Most Valuable Chinese Companies Listed On U.S. Exchanges
|Company||Ticker||Primary U.S. listing (P) or Secondary (S)||Market Capitalization ($ Billions)||Sector||YTD Stock % Ch.|
|Alibaba Group||(BABA)||P||$535.9||Consumer Discretionary||-4.9%|
|China Life Insurance||(LFC)||S||$88.5||Financials||-33.3%|
|China Petroleum & Chemical||(SNP)||S||$68.0||Energy||-24.9%|
|TAL Education||(TAL)||P||$31.5||Consumer Discretionary||18.9%|
Source: IBD, S&P Global Market Intelligence
It is also true to say that much of the capital flowing into the market (mainly institutional and hedge funds, rather than retail) has focused on the giants of e-commerce and software, such as Amazon, Microsoft, Facebook, and Google.
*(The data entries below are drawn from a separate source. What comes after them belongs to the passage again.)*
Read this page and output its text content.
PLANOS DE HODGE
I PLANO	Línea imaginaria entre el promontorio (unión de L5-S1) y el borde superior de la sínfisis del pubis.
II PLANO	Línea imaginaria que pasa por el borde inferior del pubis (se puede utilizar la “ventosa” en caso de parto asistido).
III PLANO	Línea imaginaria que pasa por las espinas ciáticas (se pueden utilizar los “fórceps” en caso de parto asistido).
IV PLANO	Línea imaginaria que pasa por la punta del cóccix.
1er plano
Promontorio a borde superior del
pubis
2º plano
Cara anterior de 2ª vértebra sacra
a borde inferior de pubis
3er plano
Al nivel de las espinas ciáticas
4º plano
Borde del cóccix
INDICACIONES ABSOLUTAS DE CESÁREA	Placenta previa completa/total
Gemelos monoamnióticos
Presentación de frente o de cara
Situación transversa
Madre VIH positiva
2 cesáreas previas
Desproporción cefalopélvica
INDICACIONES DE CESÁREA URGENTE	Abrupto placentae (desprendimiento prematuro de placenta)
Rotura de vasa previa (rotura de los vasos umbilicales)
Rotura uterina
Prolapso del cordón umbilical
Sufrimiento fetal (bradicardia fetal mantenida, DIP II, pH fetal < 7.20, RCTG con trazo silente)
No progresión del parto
The smaller manufacturing names of the Russell 2000 have been left behind, and this does reflect economic reality.
Will Asia, and Emerging Markets, start to outperform at last, compared to the S&P500? We believe that this is a probable trend, beginning with a weakening of the US dollar, and a gradual rise in consumer prices. It is, of course, true that China still has an outsized influence on commodity prices, and on many developing nations whose largest trading partner it is.